Um relatório do InfluenceMap conclui que a Organização Internacional para a Aviação Civil da ONU, ICAO na sua sigla em inglês, foi “capturada” pelo poder das grandes empresas do setor com o objetivo de bloquear medidas contra a emissão de carbono. Recorde-se que esta instituição tem como funções consensualizar regras sobre a aviação internacional.
Prova disso é que numa recente reunião negocial da ICAO em fevereiro sobre “proteção ambiental” a proporção de delegados da indústria aeronáutica e seus lóbis era de 14 para um relativamente aos peritos ambientais. 31% por dos delegados presentes eram representantes das indústrias, desde as empresas de combustíveis fósseis ExxonMobil e Chevron até aos fabricantes Airbus e Boeing, e apenas 2%, pertenciam a grupos com preocupações ambientais. A grande maioria dos restantes eram representantes de países, apesar de oito de entre eles também ser funcionários do setor dos combustíveis fósseis e da aviação.
O documento é agora divulgado nas vésperas da assembleia magna do organismo que acontece a cada três anos e critica a “falta de transparência” deste, denunciando que as reuniões nas quais as políticas climáticas são decididas são à porta fechada e os seus participantes são até obrigados a assinar declarações em como não revelarão o que aí se passou. Esta opacidade, dizem os autores do relatório, favorece os grupos que se opõem à implementação de medidas fortes de combate às alterações climáticas.
Há três anos, na última assembleia deste tipo, o mesmo fenómeno de influência por parte da indústria já se verificava. Então, a proporção de delegados da indústria relativamente a grupos ambientalistas foi de dez para um.
Assim, Lucca Ewbank, especialista em transportes do InfluenceMap, vinca que “os lobistas da indústria continuam a dominar os processos de decisão na ICAO, recorrendo a reuniões à porta fechada para consolidar a sua influência. Para que o sector da aviação possa enfrentar o desafio existencial das alterações climáticas, a ICAO necessita de uma mudança drástica de rumo.
Isto porque, de acordo com estudos ambientais, a aviação provoca mais poluição que contribui para o aquecimento global do que qualquer outra forma de transporte. Sendo que é um meio de transporte utilizado pelos mais ricos: estima-se que 1% da população mundial seja responsável por cerca de 50% das emissões da aviação. E prevê-se que até 2042 o número de passageiros duplique. As emissões de dióxido de carbono da aviação também poderão duplicar ou mesmo triplicar até 2050 se nada de substancial for feito.
Enquanto a indústria aeronáutica defende que esse cenário é evitável com medidas que estaria a desenvolver como aviões mais eficientes, combustíveis sustentáveis e um esquema de “compensação” de “créditos” de emissões de carbono, os especialistas independentes contrapõem que estas medidas são largamente insuficientes face à dimensão do problema.
Para Ewbank, “as companhias aéreas e as associações do setor estão a ignorar os sinais de alerta e a dar prioridade aos interesses da indústria em detrimento dos cortes essenciais de emissões, com apenas uma política de compensação fraca e metas não vinculativas para mostrar após anos de deliberação.”
O ICAO defende-se, em declarações citadas pelo Guardian, dizendo que vai passar a haver mais transparência e que o plano estratégico para 2050 tem como meta zero vítimas de acidentes e zero emissões de carbono.
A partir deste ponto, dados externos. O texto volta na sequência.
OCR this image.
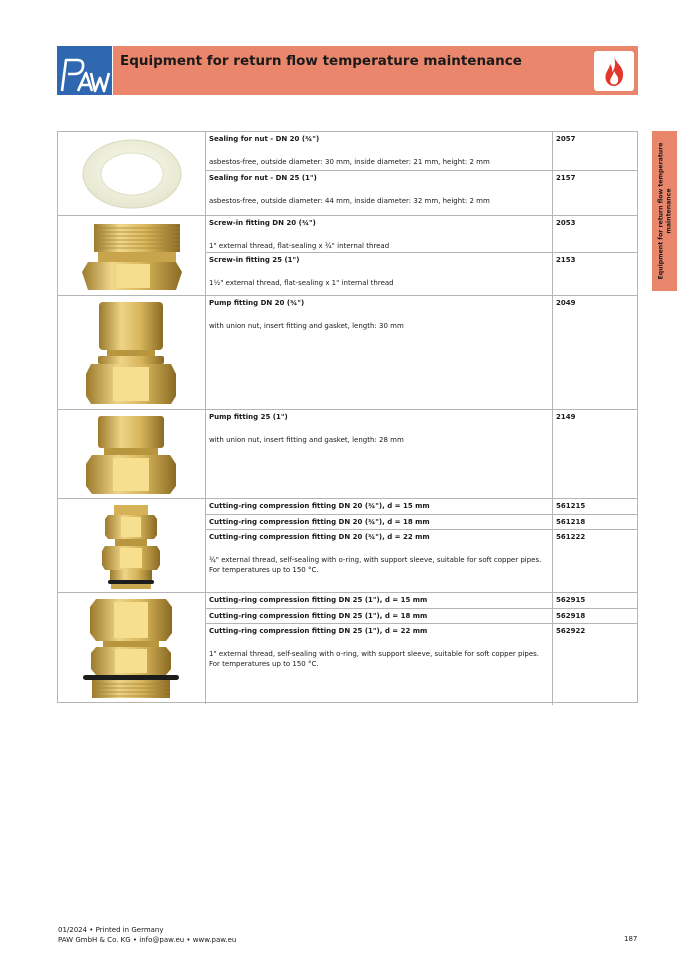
Equipment for return flow temperature maintenance
Equipment for return flow temperature maintenance
Sealing for nut - DN 20 (¾")
asbestos-free, outside diameter: 30 mm, inside diameter: 21 mm, height: 2 mm
2057
Sealing for nut - DN 25 (1")
asbestos-free, outside diameter: 44 mm, inside diameter: 32 mm, height: 2 mm
2157
Screw-in fitting DN 20 (¾")
1" external thread, flat-sealing x ¾" internal thread
2053
Screw-in fitting 25 (1")
1½" external thread, flat-sealing x 1" internal thread
2153
Pump fitting DN 20 (¾")
with union nut, insert fitting and gasket, length: 30 mm
2049
Pump fitting 25 (1")
with union nut, insert fitting and gasket, length: 28 mm
2149
Cutting-ring compression fitting DN 20 (¾"), d = 15 mm	561215
Cutting-ring compression fitting DN 20 (¾"), d = 18 mm	561218
Cutting-ring compression fitting DN 20 (¾"), d = 22 mm
¾" external thread, self-sealing with o-ring, with support sleeve, suitable for soft copper pipes. For temperatures up to 150 °C.
561222
Cutting-ring compression fitting DN 25 (1"), d = 15 mm	562915
Cutting-ring compression fitting DN 25 (1"), d = 18 mm	562918
Cutting-ring compression fitting DN 25 (1"), d = 22 mm
1" external thread, self-sealing with o-ring, with support sleeve, suitable for soft copper pipes. For temperatures up to 150 °C.
562922
01/2024 • Printed in Germany
PAW GmbH & Co. KG • info@paw.eu • www.paw.eu	187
Em janeiro, porém, a Agência Internacional para a Energia avaliava que o setor não estava “no bom caminho” para alcançar aquela meta. Um estudo de 2022 dizia que, nas últimas duas décadas, a indústria do setor apenas tinha atingido uma das 50 metas ambientais traçadas.
Para além disso, Willie Walsh, diretor-geral da IATA, a Associação Internacional de Transporte Aéreo, a mais poderosa associação empresarial, tem apelado a que se “reavalie” a meta.
Para os autores do relatório do InfluenceMap, é preciso priorizar “interesses públicos, políticas baseadas na ciência e negociações abertas, para que os especialistas independentes e a sociedade civil se possam unir à indústria de boa-fé e para que a indústria possa começar a assumir a real responsabilidade pelo impacto climático do sector da aviação”.